The essence of Ibsen
It’s nine in the evening and Amita Rana is still busy at the Jawaharlal Nehru University campus putting together the closing act of her upcoming play. It seems like a stretched date with Henrik Ibsen, she says, underlining the hours and research gone into knowing the Norwegian poet and playwright.
“The play is an adaptation of his play The Lady From The Sea, with the sea as a metaphor to look into the complexities of the characters. I had never studied him in college, and the play seems to be a sort of an introduction.

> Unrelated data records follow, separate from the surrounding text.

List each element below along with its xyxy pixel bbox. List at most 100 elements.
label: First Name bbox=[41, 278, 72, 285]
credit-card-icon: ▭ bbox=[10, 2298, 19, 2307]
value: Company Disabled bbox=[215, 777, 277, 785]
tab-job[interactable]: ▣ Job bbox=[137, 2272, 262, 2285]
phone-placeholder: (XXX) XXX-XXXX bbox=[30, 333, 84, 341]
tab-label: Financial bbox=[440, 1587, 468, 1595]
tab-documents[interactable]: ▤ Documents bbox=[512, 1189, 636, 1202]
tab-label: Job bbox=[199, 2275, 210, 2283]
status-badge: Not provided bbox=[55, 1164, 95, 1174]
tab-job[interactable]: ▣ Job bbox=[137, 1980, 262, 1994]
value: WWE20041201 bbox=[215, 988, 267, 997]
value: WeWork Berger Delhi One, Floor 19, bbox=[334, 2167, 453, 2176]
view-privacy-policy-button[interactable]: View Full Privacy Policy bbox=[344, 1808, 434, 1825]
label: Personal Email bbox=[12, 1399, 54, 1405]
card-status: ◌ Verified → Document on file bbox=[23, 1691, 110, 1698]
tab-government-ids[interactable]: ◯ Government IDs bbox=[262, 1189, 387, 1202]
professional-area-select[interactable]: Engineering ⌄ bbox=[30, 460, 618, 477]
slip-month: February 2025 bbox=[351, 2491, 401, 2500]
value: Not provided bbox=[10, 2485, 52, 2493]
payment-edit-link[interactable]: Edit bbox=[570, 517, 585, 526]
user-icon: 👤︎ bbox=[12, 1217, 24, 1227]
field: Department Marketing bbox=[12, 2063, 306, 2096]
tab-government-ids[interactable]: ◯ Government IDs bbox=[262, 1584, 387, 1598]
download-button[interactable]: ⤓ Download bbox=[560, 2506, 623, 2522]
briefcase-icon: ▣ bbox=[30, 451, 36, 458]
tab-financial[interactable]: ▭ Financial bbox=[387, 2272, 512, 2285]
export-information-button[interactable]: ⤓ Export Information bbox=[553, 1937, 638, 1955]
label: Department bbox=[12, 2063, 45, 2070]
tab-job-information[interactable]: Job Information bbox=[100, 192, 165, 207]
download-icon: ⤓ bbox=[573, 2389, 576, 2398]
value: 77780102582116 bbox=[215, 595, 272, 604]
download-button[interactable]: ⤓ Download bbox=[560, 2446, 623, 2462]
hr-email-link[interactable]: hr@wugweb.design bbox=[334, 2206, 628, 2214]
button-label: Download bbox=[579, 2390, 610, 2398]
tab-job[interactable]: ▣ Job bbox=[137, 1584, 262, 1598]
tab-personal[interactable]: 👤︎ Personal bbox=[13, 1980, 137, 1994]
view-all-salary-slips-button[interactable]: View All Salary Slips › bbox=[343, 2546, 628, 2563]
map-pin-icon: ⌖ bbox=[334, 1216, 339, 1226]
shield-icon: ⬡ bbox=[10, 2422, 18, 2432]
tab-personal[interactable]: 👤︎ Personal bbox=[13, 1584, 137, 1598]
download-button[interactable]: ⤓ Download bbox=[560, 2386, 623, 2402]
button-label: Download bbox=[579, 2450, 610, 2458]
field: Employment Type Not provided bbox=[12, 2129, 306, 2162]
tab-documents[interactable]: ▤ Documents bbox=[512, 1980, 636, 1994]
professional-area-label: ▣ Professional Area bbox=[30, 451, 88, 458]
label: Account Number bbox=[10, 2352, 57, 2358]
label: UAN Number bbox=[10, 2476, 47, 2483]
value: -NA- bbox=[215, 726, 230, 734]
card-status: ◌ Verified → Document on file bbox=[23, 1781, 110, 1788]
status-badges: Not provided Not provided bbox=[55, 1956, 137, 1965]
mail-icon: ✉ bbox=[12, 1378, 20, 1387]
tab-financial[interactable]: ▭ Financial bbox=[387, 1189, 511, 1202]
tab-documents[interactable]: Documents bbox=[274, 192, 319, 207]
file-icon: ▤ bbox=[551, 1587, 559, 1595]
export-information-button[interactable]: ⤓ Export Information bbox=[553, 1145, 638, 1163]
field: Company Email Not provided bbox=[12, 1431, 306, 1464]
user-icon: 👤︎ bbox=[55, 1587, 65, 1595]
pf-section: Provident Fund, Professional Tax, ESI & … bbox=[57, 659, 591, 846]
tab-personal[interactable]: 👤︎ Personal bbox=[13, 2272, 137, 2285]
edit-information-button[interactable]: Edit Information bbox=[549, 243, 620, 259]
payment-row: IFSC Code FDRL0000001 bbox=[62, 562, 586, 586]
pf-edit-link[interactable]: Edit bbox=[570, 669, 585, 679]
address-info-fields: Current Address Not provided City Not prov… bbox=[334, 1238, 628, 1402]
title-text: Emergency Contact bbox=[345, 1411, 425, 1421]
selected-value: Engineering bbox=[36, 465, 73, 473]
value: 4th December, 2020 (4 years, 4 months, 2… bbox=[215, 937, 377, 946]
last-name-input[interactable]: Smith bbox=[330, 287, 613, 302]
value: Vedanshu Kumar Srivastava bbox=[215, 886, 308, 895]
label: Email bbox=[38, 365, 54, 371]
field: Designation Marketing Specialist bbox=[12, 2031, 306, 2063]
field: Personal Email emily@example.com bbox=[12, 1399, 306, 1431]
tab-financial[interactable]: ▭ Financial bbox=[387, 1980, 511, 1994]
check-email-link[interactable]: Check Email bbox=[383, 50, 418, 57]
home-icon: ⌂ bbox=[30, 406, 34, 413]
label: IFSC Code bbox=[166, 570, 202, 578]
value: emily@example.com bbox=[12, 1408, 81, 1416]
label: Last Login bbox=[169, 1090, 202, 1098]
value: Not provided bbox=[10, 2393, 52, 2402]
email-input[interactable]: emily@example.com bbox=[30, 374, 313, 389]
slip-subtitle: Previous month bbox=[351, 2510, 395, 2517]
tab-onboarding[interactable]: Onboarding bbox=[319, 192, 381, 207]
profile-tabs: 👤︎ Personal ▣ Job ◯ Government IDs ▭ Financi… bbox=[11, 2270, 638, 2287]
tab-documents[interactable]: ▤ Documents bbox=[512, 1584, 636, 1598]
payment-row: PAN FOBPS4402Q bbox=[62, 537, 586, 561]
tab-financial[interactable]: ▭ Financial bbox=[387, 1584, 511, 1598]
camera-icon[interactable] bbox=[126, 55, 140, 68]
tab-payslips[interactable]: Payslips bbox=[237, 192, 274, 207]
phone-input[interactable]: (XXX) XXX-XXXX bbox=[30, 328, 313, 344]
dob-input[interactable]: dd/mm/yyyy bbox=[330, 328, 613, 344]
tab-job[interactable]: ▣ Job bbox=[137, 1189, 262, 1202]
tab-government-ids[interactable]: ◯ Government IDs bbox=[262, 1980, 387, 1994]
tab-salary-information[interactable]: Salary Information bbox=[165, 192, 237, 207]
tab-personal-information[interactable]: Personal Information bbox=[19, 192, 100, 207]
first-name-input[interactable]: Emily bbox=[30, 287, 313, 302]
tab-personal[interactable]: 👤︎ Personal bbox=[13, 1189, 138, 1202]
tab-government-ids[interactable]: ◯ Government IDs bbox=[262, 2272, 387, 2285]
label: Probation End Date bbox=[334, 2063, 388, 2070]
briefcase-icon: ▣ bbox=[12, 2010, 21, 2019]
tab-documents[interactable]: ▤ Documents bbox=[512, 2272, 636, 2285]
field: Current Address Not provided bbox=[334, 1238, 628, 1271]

Maintaining most of his flair, we have experimented with sound/music and metaphors,” says the student of The School of Arts and Aesthetics, JNU.
A few kilometres away, Shubham Bhatia seems to be running late in getting his act together. “The League of Youth transposes Ibsen’s small-town Norway onto a village in Uttar Pradesh, where an ambitious young man pushes his political agenda with a new party,” he says adding, “for days we have travelled to the hamlets of UP and picked up local inputs. Now we have so much to put together, but it’s going great.”
With the return of the University Ibsen Festival to Delhi colleges after 2010, the moment is to live and act Ibsen. The theatre festival, scheduled from September 19 to 23 at the LTG auditorium, has plays from four Delhi University colleges — Lady Shri Ram College for Women, Ramjas College, Maitreyi College and St. Stephen’s College, besides one from JNU. The students are working on Ibsen’s iconic plays, Hedda Gabler, The Lady from the Sea, Burn and An Enemy of the People, conceived around fusion and Indiani-sation. The fest will see drama bringing together universities, continents and centuries.
“Besides doing Ibsen for the first time, it is also the first time when we have no play director and competition with other plays. We got some good tips from senior drama students from JNU on documenting the play,” says Yama Seth, president, Dramatics Society, LSR College on her play Burn.
Seth’s team is working on an adaptation from the plays Hedda Gabler by Ibsen and Look Back In Anger by John Osborne. “Both the plays have parallel emotions and structure of relationships. What makes it interesting is our treatment,” she says.
For Nissar Allana, director, Dramatic Art and Design Academy (DADA), the organiser of the festival and the Delhi Ibsen Festival in November hosting pan-Indian participation, the moment is the harbinger of a theatre revolution. “We have a long-term plan for Indian theatre, and Ibsen and colleges are part of it. Ibsen was responsible for bringing realism to the Indian proscenium in the 1920s and 30s. There’s a lot of reading on him now with these plays,” he says. The student teams have been financially supported by DADA, with each given `75,000, lights, a professional platform and publicity.
“We are letting them interact amongst themselves and take help from us. Looking at the hard work going into their plays, we are sure the productions will run beyond the festival,” he says.